I've been doing a bit of work on the Tapestry 5 code base. I'm really interested in making Tapestry 5 screaming fast, and since the code is based on JDK 1.5, we can use concurrency support. Previously, I've blogged about using an aspect to enforce read and write locks. I decided to write a simple benchmark to see what the relative costs were.
As with any benchmark, its only an approximation. I tried enough tricks to ensure that Hotspot wouldn't get in there and over optimize things, but you can never tell. HotSpot is a devious piece of software.
I got interesting, and strange, results:
For a base line, I executed the code with no synchronization whatsoever (simple). The cost of synchronization (synched) shows that synchronization is pretty darn cheap, just an increment on top of the baseline code. The aspect graph shows the cost of using the @Synchronized aspect to maintain a reentrant read/write lock (that is, shared read lock combined with an exclusive write lock). Finally, the rw graph shows the cost of writing code that maintain the read/write lock in normal code (rather than having it added via the aspect).
Synchronization has some overhead. Using the @Synchronization aspect is about 4x as expensive as just using the
synchronized keyword on a method. Strangely, the aspect version operates faster than the pure code version for reasons I can't explain, except it must have something to do with how AspectJ weaves my code (a lot of code I write ends up as private static methods after weaving, which may have some runtime performance advantage).
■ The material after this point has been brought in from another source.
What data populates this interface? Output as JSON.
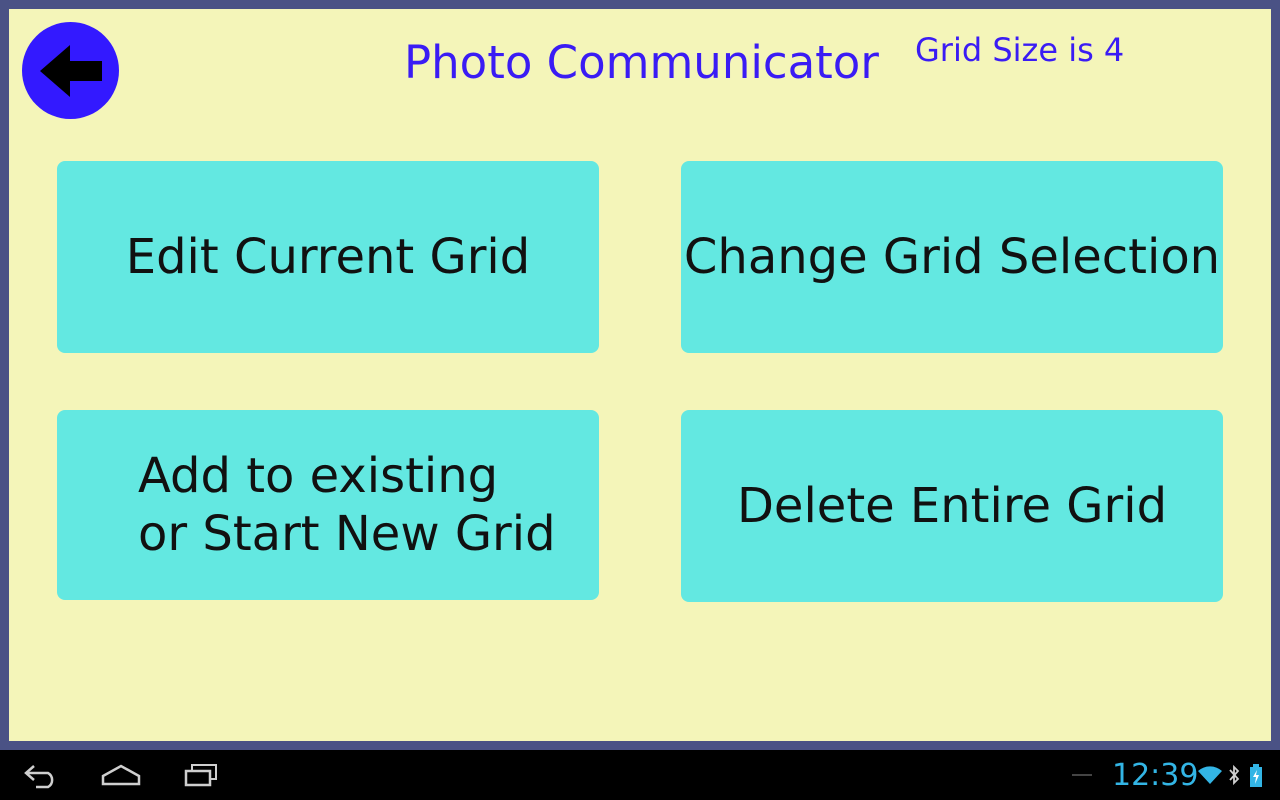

These results demonstrate an important tradeoff: if your application only occasionally has multiple threads hitting the same methods, then you might want to choose
synchronized, since you aren't in danger of serializing your threads. By serializing, we mean that only one thread is running and all other threads are blocked, waiting for that thread to complete a synchronized block. Serialized threads is what causes throughput for a web site to be bad, even though the CPU isn't maxed out ... it's basically, Moe, Larry and Curly fighting to get through a single, narrow door all at the same time (they race to claim the single, exclusive lock).
Tapestry, on the other hand, will have a number of choke points where many threads will try to simultaneously access the same resource (without modifying it). In those cases, a shared read lock (with the occasional exclusive write lock) costs a little more per thread, but allows multiple threads to operate simultaneously ... and that leads to much higher throughput. Here, Moe, Larry and Curly get to walk through their own individual doors (that is, each of them has a non-exclusive read lock of their own).
As with any benchmark, my little test bench is far, far from a simulation of real life. But I think I can continue to make use of @Synchronized without worrying about tanking the application. In fact, just as I predicted Tapestry 4 would out-perform Tapestry 3, I believe Tapestry 5 will out perform Tapestry 4, by at least as much.